Commissioning

Figure 2. In this photo, the sensor intended for sensing and

"harvesting" daylight by dimming the electric lighting, is installed

incorrectly and always "sees" the electric light, never allowing it to

sense and take advantage of the dimming capability of the system.

Economics

Commissioning offers highly compelling engineering economics. This arises largely because commissioning focuses on operational optimization rather than capital improvements. Buildings included in a national database of 100 million square feet of floor area in existing buildings attained median whole-building energy savings of 16% at a cost of approximately $0.30/sq, achieving median payback times of approximately one year, respectively. The upper quartile of buildings save in excess of 30%, and even the lowest quartile saves almost 10%. These value ranges could be applied as reference points in benchmarking commissioning costs. The more thorough the commissioning process, the greater the savings. Contrary to a common perception, cost-effectiveness is often achieved even in smaller buildings. In new construction, commissioning routinely pays for itself via capital cost savings arising from equipment right-sizing and avoided construction defects. In many cases, these savings far surpass the cost of commissioning.

There is a second layer of value that is arguably even more substantial. Commissioning manages performance risk, and thus financial risk (Figure 3). Capturing this value requires vigilance over time and tracking. Energy management and control systems have been used in tight coordination with commissioning, often called monitoring-based commissioning. This can detect certain faults [see Diagnostics section], as well as tracking savings persistence. On the one hand, if buildings are unattended, energy use will rise as systems come out of "tune". At the other extreme, vigilance can deepen savings as new opportunities are identified and emerging defects corrected. That said, visual inspection suffices for many commissioning opportunities such as misplaced sensors, malfunctioning dampers, or ductwork or piping layouts with excessive pressure drop.

Figure 3. Conceptual illustration of the potential for recurring

commissioning to deepen and ensure the persistence

of energy savings and other benefits.

Other considerations

An additional tier of benefits transcend conventional engineering economics. These benefits manifest in multiple ways, including enhanced indoor air quality, reduced noise, improved equipment service life, fewer change orders, and averted contractor call backs and litigation. By virtue of proactively detecting and correcting deficiencies, insurance companies have concluded that commissioning would have averted liability claims associated with construction projects. Commissioning ensures attainment of project goals, and intrinsically brings more cohesion to the in-house and external teams working on a project.
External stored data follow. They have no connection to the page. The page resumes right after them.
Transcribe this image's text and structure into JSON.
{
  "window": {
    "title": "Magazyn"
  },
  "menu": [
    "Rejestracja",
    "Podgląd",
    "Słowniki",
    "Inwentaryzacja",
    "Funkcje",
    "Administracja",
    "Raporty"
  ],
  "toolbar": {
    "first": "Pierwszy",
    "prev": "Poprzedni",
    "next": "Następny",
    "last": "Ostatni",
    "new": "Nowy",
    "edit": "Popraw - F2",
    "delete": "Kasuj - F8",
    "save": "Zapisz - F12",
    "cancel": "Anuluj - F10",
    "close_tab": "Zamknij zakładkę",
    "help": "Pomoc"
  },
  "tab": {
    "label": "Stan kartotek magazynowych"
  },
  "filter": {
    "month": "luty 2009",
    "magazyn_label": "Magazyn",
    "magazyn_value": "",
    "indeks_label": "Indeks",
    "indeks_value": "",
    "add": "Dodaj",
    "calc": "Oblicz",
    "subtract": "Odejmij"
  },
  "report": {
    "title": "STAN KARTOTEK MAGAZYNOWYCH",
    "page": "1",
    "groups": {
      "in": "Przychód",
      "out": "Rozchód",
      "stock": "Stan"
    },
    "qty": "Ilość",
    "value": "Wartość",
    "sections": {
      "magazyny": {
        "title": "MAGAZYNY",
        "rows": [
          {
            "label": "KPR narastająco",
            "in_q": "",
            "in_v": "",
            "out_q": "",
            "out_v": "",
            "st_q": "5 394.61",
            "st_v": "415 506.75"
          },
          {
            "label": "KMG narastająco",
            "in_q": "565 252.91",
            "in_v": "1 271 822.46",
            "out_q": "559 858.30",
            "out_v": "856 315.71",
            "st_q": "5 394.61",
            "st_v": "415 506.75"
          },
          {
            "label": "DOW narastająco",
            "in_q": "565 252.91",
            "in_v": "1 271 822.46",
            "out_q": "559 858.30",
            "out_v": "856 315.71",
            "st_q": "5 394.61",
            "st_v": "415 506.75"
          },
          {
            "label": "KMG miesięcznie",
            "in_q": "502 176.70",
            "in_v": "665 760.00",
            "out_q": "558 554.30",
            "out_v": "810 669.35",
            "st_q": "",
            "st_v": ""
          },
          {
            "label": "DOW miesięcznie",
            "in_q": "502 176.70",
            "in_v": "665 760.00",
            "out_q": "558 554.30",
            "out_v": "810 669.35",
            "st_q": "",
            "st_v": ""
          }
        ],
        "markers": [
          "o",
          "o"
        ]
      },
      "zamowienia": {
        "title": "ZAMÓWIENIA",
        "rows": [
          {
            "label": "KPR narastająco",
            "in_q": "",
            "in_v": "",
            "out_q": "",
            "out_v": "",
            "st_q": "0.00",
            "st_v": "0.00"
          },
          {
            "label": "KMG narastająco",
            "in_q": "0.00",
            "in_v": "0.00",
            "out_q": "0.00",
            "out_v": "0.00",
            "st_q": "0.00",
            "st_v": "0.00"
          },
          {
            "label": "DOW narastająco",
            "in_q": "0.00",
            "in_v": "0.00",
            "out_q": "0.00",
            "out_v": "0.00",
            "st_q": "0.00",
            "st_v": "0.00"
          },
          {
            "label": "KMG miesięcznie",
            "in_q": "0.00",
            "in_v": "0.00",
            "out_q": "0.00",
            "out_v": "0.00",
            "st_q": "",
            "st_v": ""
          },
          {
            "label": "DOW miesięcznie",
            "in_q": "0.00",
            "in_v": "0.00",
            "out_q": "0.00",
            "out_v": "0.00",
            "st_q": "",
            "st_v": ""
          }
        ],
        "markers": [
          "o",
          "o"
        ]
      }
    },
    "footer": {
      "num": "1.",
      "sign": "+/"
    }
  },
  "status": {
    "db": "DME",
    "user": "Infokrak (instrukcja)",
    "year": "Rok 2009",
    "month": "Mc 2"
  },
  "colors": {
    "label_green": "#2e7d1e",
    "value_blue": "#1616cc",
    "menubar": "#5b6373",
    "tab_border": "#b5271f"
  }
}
These co-benefits are often captured as a byproduct of the commissioning process (Figure 4). More proactive commissioning could focus deliberately on detecting and correcting the causes of important non-energy problems. For example, improving and ensuring indoor environmental quality could be an organizing principal for focused commissioning exercises. Here, emphasis would be placed on evaluating surface temperatures in a space, air movement and moisture content, as well as key aspects of HVAC systems such as morning start-up sequences or sensor location and calibration. Similarly in the case of visual comfort, focused commissioning of illuminance levels and distribution could be done to determine whether changes in space uses or activities may dictate adjustments in illumination. Occupant changes in spaces (window treatments, task lighting, changes in decoration) may also call for adjustments in lighting.